Based on the closing stock price of AerCap's shares on Friday,13 December, the total consideration has a value of approximately $26 billion including the assumption of the outstanding ILFC net debt of $21billion.
Upon closing of the transaction, AIG will own approximately 46% of the combined company, while the existing AerCap shareholders will own approximately 54% of the combined company.
The AIG shares will be subject to a lock-up period which will expire in stages over a 9- to 15-month period, post closing of the transaction. In connection with the acquisition, AIG has entered into agreements with AerCap regarding voting restrictions, standstill provisions and certain registration rights.
In connection with the transaction, AerCap and AIG will make an election under Section 338(h)(10) of the Internal Revenue Code that will enable AerCap to step up the tax basis of ILFC's aircraft and other assets to their fair market value.

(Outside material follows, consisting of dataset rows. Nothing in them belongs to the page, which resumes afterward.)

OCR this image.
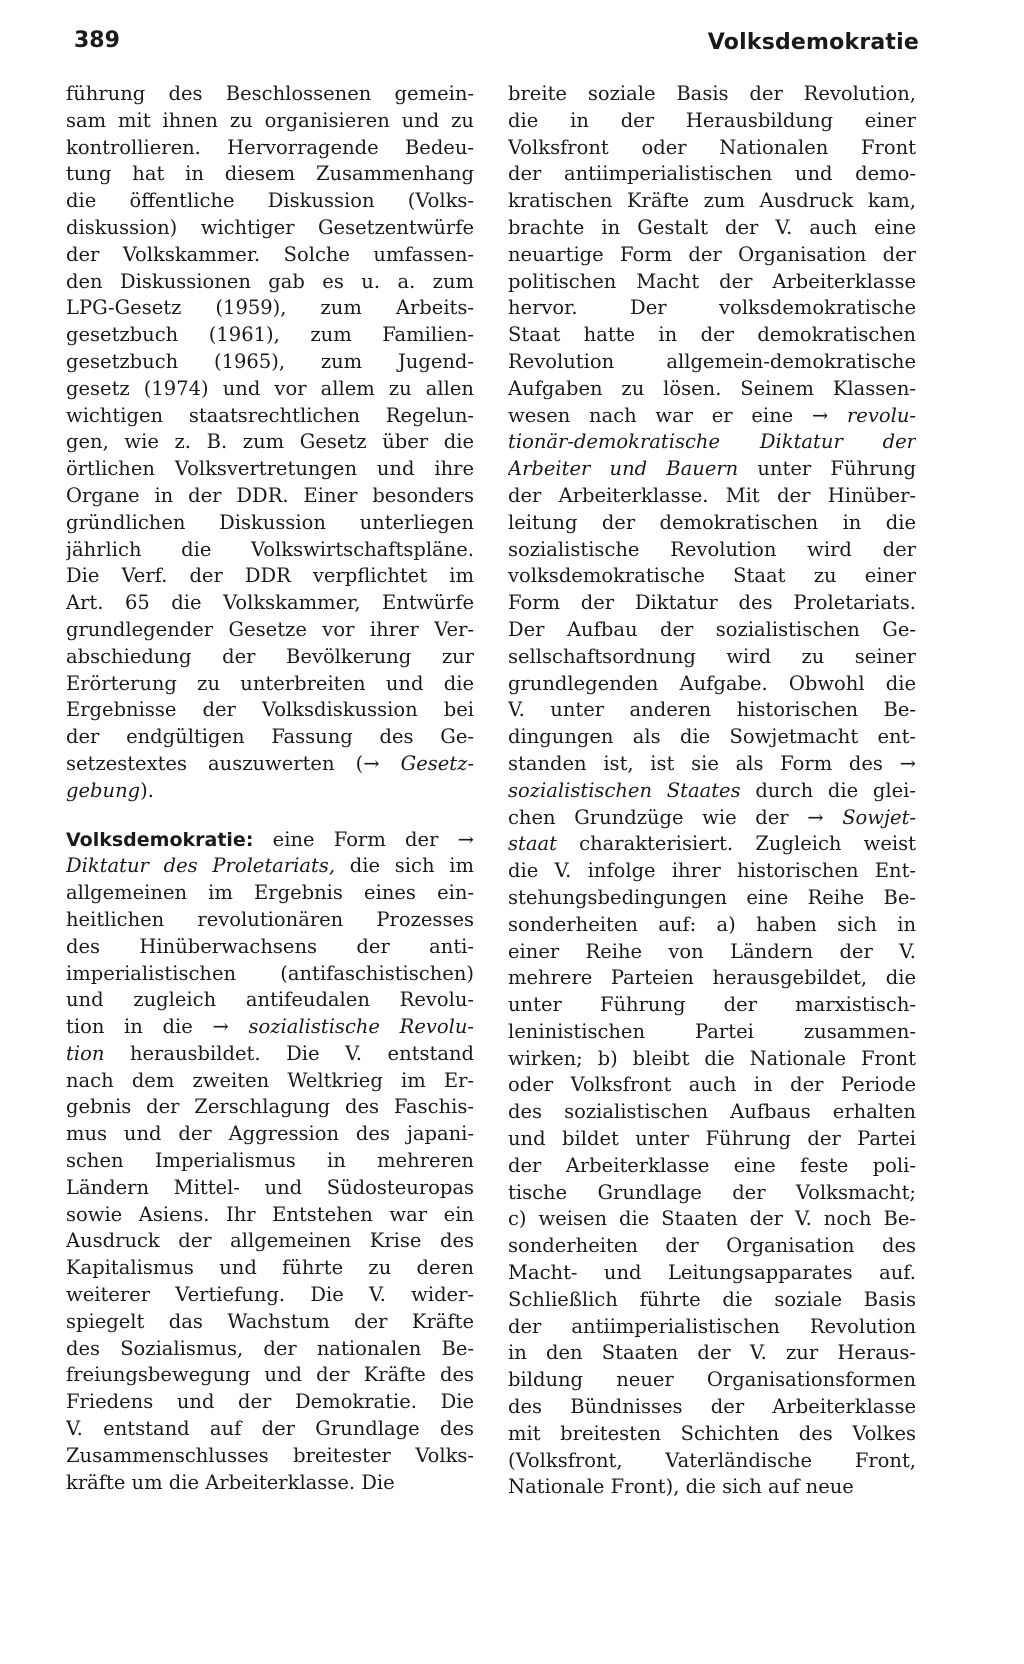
389	Volksdemokratie
führung des Beschlossenen gemein-
sam mit ihnen zu organisieren und zu
kontrollieren. Hervorragende Bedeu-
tung hat in diesem Zusammenhang
die öffentliche Diskussion (Volks-
diskussion) wichtiger Gesetzentwürfe
der Volkskammer. Solche umfassen-
den Diskussionen gab es u. a. zum
LPG-Gesetz (1959), zum Arbeits-
gesetzbuch (1961), zum Familien-
gesetzbuch (1965), zum Jugend-
gesetz (1974) und vor allem zu allen
wichtigen staatsrechtlichen Regelun-
gen, wie z. B. zum Gesetz über die
örtlichen Volksvertretungen und ihre
Organe in der DDR. Einer besonders
gründlichen Diskussion unterliegen
jährlich die Volkswirtschaftspläne.
Die Verf. der DDR verpflichtet im
Art. 65 die Volkskammer, Entwürfe
grundlegender Gesetze vor ihrer Ver-
abschiedung der Bevölkerung zur
Erörterung zu unterbreiten und die
Ergebnisse der Volksdiskussion bei
der endgültigen Fassung des Ge-
setzestextes auszuwerten (→ Gesetz-
gebung).
Volksdemokratie: eine Form der →
Diktatur des Proletariats, die sich im
allgemeinen im Ergebnis eines ein-
heitlichen revolutionären Prozesses
des Hinüberwachsens der anti-
imperialistischen (antifaschistischen)
und zugleich antifeudalen Revolu-
tion in die → sozialistische Revolu-
tion herausbildet. Die V. entstand
nach dem zweiten Weltkrieg im Er-
gebnis der Zerschlagung des Faschis-
mus und der Aggression des japani-
schen Imperialismus in mehreren
Ländern Mittel- und Südosteuropas
sowie Asiens. Ihr Entstehen war ein
Ausdruck der allgemeinen Krise des
Kapitalismus und führte zu deren
weiterer Vertiefung. Die V. wider-
spiegelt das Wachstum der Kräfte
des Sozialismus, der nationalen Be-
freiungsbewegung und der Kräfte des
Friedens und der Demokratie. Die
V. entstand auf der Grundlage des
Zusammenschlusses breitester Volks-
kräfte um die Arbeiterklasse. Die
breite soziale Basis der Revolution,
die in der Herausbildung einer
Volksfront oder Nationalen Front
der antiimperialistischen und demo-
kratischen Kräfte zum Ausdruck kam,
brachte in Gestalt der V. auch eine
neuartige Form der Organisation der
politischen Macht der Arbeiterklasse
hervor. Der volksdemokratische
Staat hatte in der demokratischen
Revolution allgemein-demokratische
Aufgaben zu lösen. Seinem Klassen-
wesen nach war er eine → revolu-
tionär-demokratische Diktatur der
Arbeiter und Bauern unter Führung
der Arbeiterklasse. Mit der Hinüber-
leitung der demokratischen in die
sozialistische Revolution wird der
volksdemokratische Staat zu einer
Form der Diktatur des Proletariats.
Der Aufbau der sozialistischen Ge-
sellschaftsordnung wird zu seiner
grundlegenden Aufgabe. Obwohl die
V. unter anderen historischen Be-
dingungen als die Sowjetmacht ent-
standen ist, ist sie als Form des →
sozialistischen Staates durch die glei-
chen Grundzüge wie der → Sowjet-
staat charakterisiert. Zugleich weist
die V. infolge ihrer historischen Ent-
stehungsbedingungen eine Reihe Be-
sonderheiten auf: a) haben sich in
einer Reihe von Ländern der V.
mehrere Parteien herausgebildet, die
unter Führung der marxistisch-
leninistischen Partei zusammen-
wirken; b) bleibt die Nationale Front
oder Volksfront auch in der Periode
des sozialistischen Aufbaus erhalten
und bildet unter Führung der Partei
der Arbeiterklasse eine feste poli-
tische Grundlage der Volksmacht;
c) weisen die Staaten der V. noch Be-
sonderheiten der Organisation des
Macht- und Leitungsapparates auf.
Schließlich führte die soziale Basis
der antiimperialistischen Revolution
in den Staaten der V. zur Heraus-
bildung neuer Organisationsformen
des Bündnisses der Arbeiterklasse
mit breitesten Schichten des Volkes
(Volksfront, Vaterländische Front,
Nationale Front), die sich auf neue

AerCap's chief executive officer Aengus Kelly says: "AerCap's acquisition of ILFC will create the leading global franchise in the aircraft leasing industry. This transaction presents a unique strategic opportunity to bring together the outstanding and experienced personnel from both companies and two attractive portfolios of modern aircraft on lease to a highly diversified customer base."
The transaction is subject to approval by AerCap shareholders, receipt of necessary regulatory approvals and satisfaction of other customary closing conditions.Waha Capital, AerCap's largest shareholder with a current stake of 26%, hasagreed to vote in favor of the transaction.
UBS acted as the lead financial advisor to AerCap. Goldman Sachs acted as sole financial advisor to AerCap's board of directors.